Cada uno se adueña de una cuadra. En general, se quedan de dos a tres horas por día, "depende del público", dicen. Algunos tocan hace años y otros están aprendiendo, pero todos se animan: arman su escenario improvisado y ofrecen su repertorio. Y cuando lo necesitan se ayudan entre ellos. "En la otra cuadra -por la peatonal- está Esteban, un saxofonista que estudia en el conservatorio. Cuando alguna nota no me sale él me da una mano", admite Guillermo Dunand, de 32 años. Estudió cocina, pero dice que lo menos que haría es "encerrarse en un restaurante". Y asegura que gana la misma plata que si trabajara como empleado. Por eso todos los días, de 11 a 13, se para en Córdoba al 1300, toma su saxo tenor y entona boleros y tangos.
Un entrenamiento contra el miedo
De vez en cuando, los agentes de Control Urbano le piden el permiso municipal que necesita para hacer música en la calle. Pero no se preocupa porque lo tramitó apenas pisó la vía pública. "La calle me da grandes satisfacciones. Y no me da vergüenza para nada. Es la mejor manera de sacarte los miedos", cuenta.
La mayoría de los músicos callejeros no sintió timidez la primera vez que se vio rodeado de espectadores. Eduardo, integrante de Una Cimarrona, sí experimentó una "sensación extraña". El es uno de los diez músicos que, los viernes a la tarde y sábados a la mañana, toca música zíngara, entre otros ritmos.
La formación de la banda tiene su historia; no se juntaron por ser todos músicos, sino por amistad. "Algunos tuvieron que aprender a tocar un instrumento para estar en el grupo", cuenta quien se hace llamar Entendela, un joven de 25 años que quería tocar el acordeón pero al que obligaron a aprender a tocar la tuba.
La banda está compuesta por diez instrumentos: un violín, dos saxos, dos trompetas, una corneta, un trombón, la tuba, el bombardino y la batería "portátil" (fabricada artesanalmente con un bombo de cuero, un redoblante y un pedal).
La música, más allá del estilo, es movediza y contagiosa.

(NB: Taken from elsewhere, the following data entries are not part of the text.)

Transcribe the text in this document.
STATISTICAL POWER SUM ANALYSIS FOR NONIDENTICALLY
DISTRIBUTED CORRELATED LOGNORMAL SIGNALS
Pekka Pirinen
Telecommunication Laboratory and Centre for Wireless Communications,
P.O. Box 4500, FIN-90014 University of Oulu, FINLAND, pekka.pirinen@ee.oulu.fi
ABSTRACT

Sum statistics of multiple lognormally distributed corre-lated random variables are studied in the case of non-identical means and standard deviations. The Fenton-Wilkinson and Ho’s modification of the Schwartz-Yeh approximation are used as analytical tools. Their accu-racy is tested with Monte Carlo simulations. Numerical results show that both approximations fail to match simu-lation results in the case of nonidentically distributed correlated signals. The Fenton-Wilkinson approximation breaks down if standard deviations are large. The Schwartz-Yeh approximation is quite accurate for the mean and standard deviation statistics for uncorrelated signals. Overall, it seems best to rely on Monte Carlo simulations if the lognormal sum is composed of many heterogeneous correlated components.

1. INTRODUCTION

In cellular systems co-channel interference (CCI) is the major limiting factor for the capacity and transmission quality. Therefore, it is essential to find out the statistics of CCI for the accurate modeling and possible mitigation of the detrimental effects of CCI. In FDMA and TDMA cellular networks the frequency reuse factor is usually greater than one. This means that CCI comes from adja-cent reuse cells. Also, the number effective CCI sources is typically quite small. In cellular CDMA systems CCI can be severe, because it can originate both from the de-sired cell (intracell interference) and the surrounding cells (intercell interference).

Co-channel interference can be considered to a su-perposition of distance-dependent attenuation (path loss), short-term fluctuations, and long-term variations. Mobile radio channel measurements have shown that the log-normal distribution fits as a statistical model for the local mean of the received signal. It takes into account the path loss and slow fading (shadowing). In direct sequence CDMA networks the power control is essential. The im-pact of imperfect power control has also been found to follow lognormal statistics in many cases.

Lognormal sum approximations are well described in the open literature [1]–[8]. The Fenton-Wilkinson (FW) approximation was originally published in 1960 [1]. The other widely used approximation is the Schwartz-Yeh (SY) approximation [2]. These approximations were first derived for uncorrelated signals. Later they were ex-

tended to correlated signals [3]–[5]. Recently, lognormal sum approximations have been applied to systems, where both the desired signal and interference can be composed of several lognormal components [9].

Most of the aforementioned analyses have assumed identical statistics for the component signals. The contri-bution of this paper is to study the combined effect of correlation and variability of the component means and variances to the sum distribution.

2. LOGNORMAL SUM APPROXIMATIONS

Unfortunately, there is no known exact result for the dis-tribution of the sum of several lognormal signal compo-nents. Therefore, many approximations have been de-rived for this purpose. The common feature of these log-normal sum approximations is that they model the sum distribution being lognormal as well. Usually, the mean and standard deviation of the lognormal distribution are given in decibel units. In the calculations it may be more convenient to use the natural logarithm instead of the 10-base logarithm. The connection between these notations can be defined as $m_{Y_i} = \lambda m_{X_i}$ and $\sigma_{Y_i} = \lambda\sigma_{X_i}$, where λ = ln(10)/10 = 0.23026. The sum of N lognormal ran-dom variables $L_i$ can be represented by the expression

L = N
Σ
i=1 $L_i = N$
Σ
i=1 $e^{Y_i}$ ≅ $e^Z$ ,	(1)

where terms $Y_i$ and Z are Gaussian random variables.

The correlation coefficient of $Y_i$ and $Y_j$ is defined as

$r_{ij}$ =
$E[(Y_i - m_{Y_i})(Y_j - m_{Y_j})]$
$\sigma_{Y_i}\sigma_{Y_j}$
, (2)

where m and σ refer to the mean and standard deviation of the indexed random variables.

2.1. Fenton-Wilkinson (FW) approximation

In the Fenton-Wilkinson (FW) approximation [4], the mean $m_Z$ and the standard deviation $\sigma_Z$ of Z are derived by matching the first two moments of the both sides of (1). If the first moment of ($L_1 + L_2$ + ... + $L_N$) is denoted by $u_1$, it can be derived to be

Eso es justamente -según Entendela- lo que atrae más a los jóvenes. "Los más chiquitos se paran a vernos porque les llaman la atención los instrumentos y la gente más grande se entusiasma con el mambo y la salsa", detalla.
Dos cuadras después, en Mitre y Córdoba, están Rogelio Corea -alias Tata- y su hijo Daniel. Aunque se los escucha desde unos metros antes, el espectáculo se aprecia recién a esa altura de la peatonal. ¿Qué se escucha? El sonido de las botellas, acomodadas en hilera sobre dos caballetes, y que para Rogelio forman un piano.
La guitarra de Daniel apenas se siente por los golpes que da su padre contra los vidrios con dos varillas de acero. La clave para que las botellas produzcan distintos sonidos es la cantidad de líquido que tienen en su interior, según revela el hombre.
Cada uno tiene su estilo. Por eso en sólo tres cuadras se pueden escuchar distintos géneros musicales. Algunos son más improvisados, otros tienen más oficio. Lo cierto es que la gente disfruta de un rato de música y deja alguna moneda -si quiere y si puede, eso siempre está claro-.